Mesmo no fim dos anos 1960, porém, nossa cultura já havia se tornado mais sombria. HAL 9000, de "2001: Uma Odisseia no Espaço", pode ser tão famoso quanto Rosie, mas também é uma lição dura sobre os riscos de confiar que a tecnologia sempre vai agir em nosso melhor interesse. Não é comum ouvir executivos de tecnologia citarem HAL como fonte de inspiração.
"Os Jetsons" nunca foi uma série distópica, mas também não era ingênua. Uma parte considerável de seu humor vinha justamente dos efeitos colaterais de tecnologias teoricamente úteis – muitas vezes de forma que, em retrospecto, é tão visionária quanto qualquer outro aspecto da série.
Rosie não aparece em um episódio chamado “Uniblab”. Mas a lição de que a inteligência artificial pode ser um desperdício de dinheiro está longe de soar apenas como uma curiosidade inocente.

Uniblab é um robô corporativo que o chefe de George Jetson, o sr. Spacely, adquire por US$ 5 bilhões (!). Um verdadeiro adepto da inteligência artificial geral (IAG), ele se gaba de que Uniblab tem um QI mais alto que o de George e o rebaixa para servir como assistente do robô.
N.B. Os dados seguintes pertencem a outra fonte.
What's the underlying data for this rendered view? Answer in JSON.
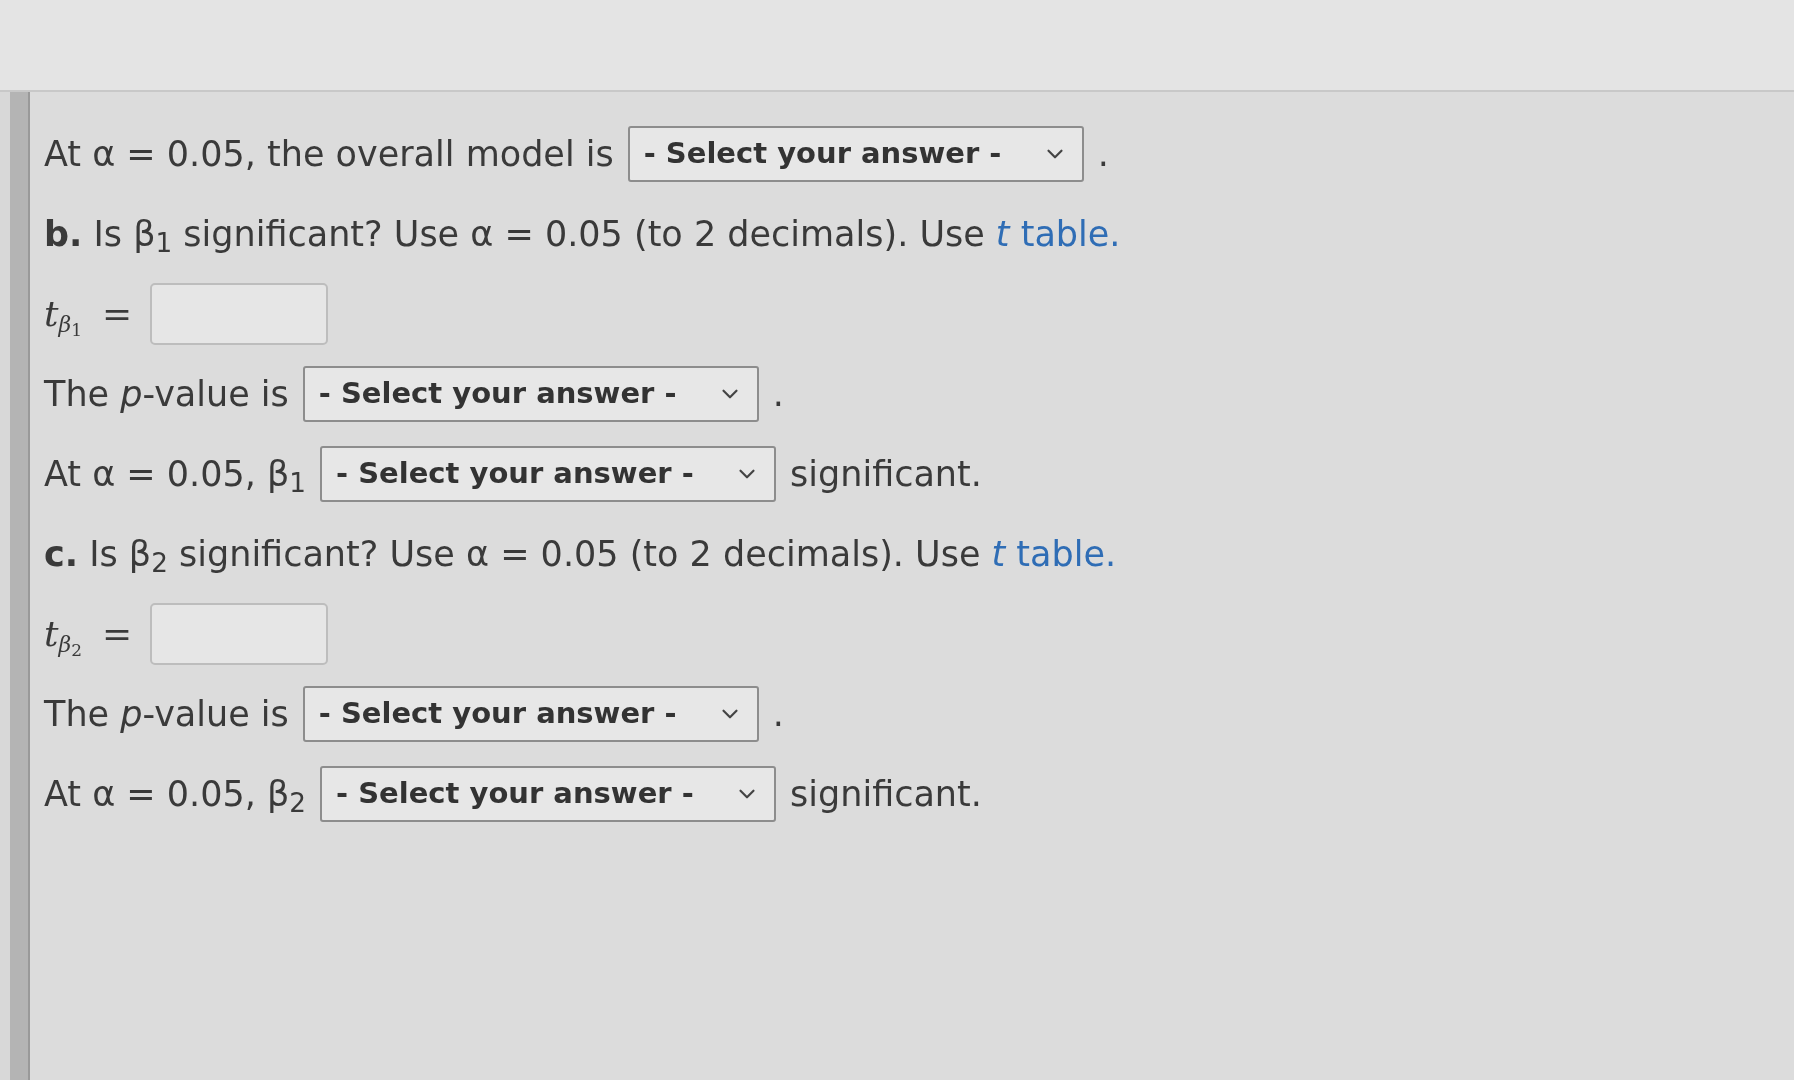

Descobre-se então que Uniblab usa seu microfone sempre ligado para espionar os funcionários da empresa. Ele também os induz a participar de jogos de azar manipulados. E basicamente é só isso que sabe fazer.
Após ser sabotado pelo hacker residente da série – Henry, o faz-tudo dos Jetsons –, Uniblab sofre um colapso alucinatório diante do conselho de diretores da Spacely Space Sprockets e é desativado sem cerimônia. A humanidade vence, ao menos por enquanto.

Quando "Os Jetsons" estreou, em 1962, o material promocional explicava que a história se passava exatamente 100 anos no futuro, em 2062. Isso sugere que, mesmo daqui a 37 anos, a IA ainda pode ter dificuldades para provar de forma definitiva o seu valor. Por ora, inúmeros “sr. Spacelys” do mundo real seguem gastando demais com a tecnologia, baseados em expectativas irreais.
Rosie, por sua vez, claramente se baseia em uma IA mais madura do que Uniblab. Ainda assim, no primeiro episódio, Jane Jetson e outros personagens se mostram espantados com suas capacidades – um sinal de que a robótica doméstica ainda estaria em processo de se tornar popular em 2062.
Isso indica que talvez faltem ainda algumas décadas para que Rosie se torne, de fato, real. Que ela continue servindo como inspiração para toda a indústria de tecnologia.